Role of injection location and injection pressure magnitude in modulating sequence of induced earthquakes and aseismic slip

Md Shumon Mia, Mohamed Abdelmeguid, & Ahmed E. Elbanna

Published August 15, 2021, SCEC Contribution #11446, 2021 SCEC Annual Meeting Poster #149

Mitigation of induced seismicity hazard continues to be a major challenge in several geo-energy applications including fossil fuel extraction, carbon sequestration and waste-water injection. A key to address this challenge is developing tools for modeling the full fault history of earthquakes and aseismic slip in response to pore pressure and poroelastic stress perturbations to understand the interplay among diverse spatio-temporal scales involved with friction, fluid diffusion, and stress transfer. In this study, simulation of earthquake cycles is carried out with evolving pore pressure for an anti-plane fault using a hybrid finite element-spectral boundary integral scheme (FEBE). We employ an alternating quasidynamic and fully dynamic scheme which enables simulating both interseismic deformation with approximation of inertia by radiation damping, and rapid seismic slip with full inertia effects. We consider a vertical fault embedded at depth within a linear elastic half-space and governed by a regularized rate and state friction law. Fluid is assumed to be injected directly to the fault core and pore pressure diffusion is determined analytically constraining it to the fault parallel direction.

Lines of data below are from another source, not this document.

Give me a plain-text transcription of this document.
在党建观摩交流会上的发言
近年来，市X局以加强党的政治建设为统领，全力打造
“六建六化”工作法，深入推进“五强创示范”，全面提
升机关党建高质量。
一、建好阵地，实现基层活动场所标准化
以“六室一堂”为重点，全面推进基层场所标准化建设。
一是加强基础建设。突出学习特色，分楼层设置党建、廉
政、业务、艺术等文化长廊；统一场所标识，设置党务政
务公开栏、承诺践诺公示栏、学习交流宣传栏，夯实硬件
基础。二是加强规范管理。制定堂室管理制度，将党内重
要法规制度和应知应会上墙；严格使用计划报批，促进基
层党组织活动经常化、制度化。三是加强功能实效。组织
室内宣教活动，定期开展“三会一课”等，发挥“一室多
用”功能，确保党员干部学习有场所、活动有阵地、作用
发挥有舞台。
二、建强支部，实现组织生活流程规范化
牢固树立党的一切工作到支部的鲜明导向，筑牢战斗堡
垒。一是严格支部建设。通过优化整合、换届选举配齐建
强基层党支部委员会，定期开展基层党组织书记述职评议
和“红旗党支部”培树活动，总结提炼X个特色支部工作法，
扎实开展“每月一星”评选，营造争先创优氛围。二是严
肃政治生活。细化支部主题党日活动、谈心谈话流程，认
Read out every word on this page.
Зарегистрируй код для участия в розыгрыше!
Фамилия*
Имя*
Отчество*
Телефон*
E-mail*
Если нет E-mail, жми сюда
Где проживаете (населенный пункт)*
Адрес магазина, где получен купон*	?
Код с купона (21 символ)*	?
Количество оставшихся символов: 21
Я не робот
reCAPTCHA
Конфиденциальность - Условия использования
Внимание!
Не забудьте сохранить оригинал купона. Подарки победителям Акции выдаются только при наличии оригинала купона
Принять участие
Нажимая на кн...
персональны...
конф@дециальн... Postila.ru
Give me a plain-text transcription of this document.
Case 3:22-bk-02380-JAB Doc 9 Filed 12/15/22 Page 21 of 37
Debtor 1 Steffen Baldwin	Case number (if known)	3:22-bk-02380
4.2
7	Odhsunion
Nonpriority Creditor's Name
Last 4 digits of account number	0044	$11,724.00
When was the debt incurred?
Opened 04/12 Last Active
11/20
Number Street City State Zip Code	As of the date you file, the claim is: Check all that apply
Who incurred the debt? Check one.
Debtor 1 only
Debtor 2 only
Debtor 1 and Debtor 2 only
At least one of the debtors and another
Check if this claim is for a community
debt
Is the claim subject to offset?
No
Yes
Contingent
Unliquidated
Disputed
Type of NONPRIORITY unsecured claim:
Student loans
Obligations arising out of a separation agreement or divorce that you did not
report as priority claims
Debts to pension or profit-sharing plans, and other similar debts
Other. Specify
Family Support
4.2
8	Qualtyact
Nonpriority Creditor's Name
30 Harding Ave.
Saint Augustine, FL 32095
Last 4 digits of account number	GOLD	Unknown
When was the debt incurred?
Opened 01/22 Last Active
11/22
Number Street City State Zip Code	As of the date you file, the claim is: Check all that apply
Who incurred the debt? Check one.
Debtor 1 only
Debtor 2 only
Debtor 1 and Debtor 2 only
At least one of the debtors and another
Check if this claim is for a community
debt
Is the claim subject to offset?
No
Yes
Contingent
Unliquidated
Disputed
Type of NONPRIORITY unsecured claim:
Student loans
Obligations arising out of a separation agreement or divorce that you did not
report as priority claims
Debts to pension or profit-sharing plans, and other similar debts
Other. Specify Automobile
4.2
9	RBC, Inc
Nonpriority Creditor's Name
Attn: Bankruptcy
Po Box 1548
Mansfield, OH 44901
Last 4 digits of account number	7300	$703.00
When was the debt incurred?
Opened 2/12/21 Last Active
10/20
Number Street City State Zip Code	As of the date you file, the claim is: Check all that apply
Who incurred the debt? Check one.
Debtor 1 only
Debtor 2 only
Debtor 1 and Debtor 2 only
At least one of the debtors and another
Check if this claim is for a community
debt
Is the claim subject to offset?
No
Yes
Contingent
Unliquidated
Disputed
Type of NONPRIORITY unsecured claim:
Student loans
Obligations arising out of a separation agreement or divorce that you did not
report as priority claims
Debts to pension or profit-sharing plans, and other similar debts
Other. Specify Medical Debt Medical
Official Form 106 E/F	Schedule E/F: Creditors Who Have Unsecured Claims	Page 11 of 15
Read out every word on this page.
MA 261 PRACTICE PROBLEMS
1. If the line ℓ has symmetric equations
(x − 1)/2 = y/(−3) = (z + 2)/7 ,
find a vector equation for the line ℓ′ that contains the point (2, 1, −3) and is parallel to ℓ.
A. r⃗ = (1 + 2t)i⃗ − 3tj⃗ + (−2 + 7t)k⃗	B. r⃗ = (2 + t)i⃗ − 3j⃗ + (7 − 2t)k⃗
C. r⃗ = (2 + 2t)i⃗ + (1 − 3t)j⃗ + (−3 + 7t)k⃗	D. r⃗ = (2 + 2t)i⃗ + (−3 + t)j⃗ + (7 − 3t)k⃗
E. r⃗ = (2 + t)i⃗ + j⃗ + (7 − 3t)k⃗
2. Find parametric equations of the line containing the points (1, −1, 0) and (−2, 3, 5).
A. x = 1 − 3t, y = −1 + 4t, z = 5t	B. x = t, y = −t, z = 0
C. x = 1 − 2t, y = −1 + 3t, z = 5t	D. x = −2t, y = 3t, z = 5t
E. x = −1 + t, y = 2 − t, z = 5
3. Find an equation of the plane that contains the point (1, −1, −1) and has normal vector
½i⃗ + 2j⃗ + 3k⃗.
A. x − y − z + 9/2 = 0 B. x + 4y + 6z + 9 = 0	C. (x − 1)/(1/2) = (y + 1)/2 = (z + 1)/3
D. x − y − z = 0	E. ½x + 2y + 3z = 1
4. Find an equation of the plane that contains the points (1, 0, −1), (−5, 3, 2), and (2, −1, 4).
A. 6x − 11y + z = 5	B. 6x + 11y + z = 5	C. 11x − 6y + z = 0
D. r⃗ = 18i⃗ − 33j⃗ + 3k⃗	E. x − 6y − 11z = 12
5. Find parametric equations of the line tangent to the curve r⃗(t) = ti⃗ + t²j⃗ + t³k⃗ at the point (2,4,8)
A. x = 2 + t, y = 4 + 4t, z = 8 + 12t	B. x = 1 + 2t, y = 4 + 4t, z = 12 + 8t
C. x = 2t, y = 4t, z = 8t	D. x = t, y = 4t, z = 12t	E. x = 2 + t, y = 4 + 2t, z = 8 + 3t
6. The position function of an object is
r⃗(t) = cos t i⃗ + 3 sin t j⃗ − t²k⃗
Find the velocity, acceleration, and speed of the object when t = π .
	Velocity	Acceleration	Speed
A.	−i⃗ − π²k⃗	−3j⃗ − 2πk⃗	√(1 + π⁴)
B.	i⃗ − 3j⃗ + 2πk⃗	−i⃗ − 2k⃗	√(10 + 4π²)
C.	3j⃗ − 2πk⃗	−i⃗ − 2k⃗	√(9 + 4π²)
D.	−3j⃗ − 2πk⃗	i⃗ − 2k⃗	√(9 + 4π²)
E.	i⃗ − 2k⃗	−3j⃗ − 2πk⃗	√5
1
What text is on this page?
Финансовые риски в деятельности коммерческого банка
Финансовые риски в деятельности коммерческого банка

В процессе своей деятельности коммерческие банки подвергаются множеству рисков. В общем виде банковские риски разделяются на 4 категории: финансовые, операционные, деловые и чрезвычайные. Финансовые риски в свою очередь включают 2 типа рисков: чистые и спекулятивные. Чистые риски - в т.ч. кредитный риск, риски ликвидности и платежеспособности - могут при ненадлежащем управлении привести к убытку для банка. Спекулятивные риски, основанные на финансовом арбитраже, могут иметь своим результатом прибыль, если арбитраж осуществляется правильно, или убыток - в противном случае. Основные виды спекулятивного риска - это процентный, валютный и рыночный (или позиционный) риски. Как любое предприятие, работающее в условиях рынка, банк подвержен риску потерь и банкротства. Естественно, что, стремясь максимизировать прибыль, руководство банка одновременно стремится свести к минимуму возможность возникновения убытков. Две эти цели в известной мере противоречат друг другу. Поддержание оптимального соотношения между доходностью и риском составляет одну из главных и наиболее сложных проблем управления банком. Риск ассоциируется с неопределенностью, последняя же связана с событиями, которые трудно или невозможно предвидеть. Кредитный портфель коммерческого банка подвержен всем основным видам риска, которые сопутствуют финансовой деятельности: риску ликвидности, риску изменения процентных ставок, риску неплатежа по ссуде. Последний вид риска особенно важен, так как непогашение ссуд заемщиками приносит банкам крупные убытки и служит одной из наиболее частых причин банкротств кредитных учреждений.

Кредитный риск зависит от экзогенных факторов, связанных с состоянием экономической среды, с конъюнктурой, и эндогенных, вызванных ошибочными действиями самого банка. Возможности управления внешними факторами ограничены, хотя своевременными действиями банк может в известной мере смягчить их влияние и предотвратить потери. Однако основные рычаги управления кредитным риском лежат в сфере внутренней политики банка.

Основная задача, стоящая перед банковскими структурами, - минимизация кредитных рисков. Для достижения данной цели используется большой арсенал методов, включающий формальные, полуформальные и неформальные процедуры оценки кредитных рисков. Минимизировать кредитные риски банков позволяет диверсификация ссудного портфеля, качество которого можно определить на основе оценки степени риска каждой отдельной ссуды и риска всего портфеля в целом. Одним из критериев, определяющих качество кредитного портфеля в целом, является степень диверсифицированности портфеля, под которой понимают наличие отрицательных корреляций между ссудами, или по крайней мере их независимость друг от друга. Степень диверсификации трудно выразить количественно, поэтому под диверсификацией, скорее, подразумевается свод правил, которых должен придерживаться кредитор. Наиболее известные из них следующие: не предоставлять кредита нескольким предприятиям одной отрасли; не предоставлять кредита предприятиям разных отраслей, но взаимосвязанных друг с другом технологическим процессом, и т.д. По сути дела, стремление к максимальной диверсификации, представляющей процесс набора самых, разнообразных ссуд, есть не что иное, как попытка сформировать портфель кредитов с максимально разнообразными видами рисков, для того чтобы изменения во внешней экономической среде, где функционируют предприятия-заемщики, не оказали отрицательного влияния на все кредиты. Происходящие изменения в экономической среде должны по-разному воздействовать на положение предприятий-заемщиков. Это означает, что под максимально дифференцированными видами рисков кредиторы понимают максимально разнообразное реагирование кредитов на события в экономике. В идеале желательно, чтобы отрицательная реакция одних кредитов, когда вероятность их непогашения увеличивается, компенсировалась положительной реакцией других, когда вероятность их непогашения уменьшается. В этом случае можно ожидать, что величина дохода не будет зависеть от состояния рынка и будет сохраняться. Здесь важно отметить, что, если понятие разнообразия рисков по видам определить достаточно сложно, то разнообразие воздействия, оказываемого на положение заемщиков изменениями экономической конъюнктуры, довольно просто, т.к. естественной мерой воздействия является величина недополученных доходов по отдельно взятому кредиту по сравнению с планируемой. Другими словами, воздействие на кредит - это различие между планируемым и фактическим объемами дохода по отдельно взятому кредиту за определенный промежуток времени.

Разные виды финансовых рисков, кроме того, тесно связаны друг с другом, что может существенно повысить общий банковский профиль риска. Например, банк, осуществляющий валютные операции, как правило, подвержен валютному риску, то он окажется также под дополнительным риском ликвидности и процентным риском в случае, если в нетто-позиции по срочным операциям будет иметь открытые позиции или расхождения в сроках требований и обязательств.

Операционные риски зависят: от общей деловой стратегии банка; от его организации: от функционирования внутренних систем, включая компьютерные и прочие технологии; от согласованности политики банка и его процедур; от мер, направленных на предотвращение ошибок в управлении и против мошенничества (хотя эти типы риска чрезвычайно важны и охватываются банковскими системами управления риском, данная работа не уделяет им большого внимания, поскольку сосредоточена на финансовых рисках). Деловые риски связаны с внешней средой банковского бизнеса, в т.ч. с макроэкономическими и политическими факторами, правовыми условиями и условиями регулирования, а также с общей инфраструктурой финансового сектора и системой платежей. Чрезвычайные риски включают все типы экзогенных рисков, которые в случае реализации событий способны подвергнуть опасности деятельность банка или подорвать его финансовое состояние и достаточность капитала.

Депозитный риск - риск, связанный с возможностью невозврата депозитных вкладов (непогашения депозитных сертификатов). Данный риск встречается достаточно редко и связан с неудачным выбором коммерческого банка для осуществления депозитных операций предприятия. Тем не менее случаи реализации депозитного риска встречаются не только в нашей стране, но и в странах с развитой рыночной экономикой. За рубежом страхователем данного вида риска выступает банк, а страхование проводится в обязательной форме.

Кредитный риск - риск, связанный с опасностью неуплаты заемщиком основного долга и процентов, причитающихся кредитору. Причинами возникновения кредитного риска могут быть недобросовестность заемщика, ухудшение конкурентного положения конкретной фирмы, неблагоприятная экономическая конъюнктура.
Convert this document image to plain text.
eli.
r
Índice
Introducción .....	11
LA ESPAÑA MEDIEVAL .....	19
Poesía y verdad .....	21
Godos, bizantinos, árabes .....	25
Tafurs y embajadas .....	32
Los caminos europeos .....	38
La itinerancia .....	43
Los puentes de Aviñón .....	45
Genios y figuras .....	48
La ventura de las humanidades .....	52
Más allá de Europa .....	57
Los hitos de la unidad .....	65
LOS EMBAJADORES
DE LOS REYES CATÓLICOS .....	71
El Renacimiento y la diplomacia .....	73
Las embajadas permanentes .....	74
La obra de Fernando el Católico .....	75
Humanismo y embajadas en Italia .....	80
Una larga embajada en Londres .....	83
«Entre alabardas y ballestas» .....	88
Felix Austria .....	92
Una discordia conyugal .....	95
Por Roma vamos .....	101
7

We have investigated the effect of injection on seismicity pattern by varying injection location and injection pressure. In absence of injection, the fault generates periodic system spanning events. Pre-injection periodic pattern of seismicity is broken by injection leading to reduced inter seismic event time and accelerated slip accumulation. There is also a delay in recovery to the original pre-injection state after stopping injection. A period of seismic quiescence is observed after injection shut off, followed by a larger seismic event. We observe different seismicity pattern depending on whether the injection is in the velocity strengthening (VS) or the velocity weakening (VW) regions in the fault. Also, higher injection pressure is found to generate more frequent seismic events during injection and longer seismic quiescent time after injection shut-off. These observations are useful for addressing the risk of injection-induced seismicity.

Mia, M., Abdelmeguid, M., & Elbanna, A. E. (2021, 08). Role of injection location and injection pressure magnitude in modulating sequence of induced earthquakes and aseismic slip. Poster Presentation at 2021 SCEC Annual Meeting.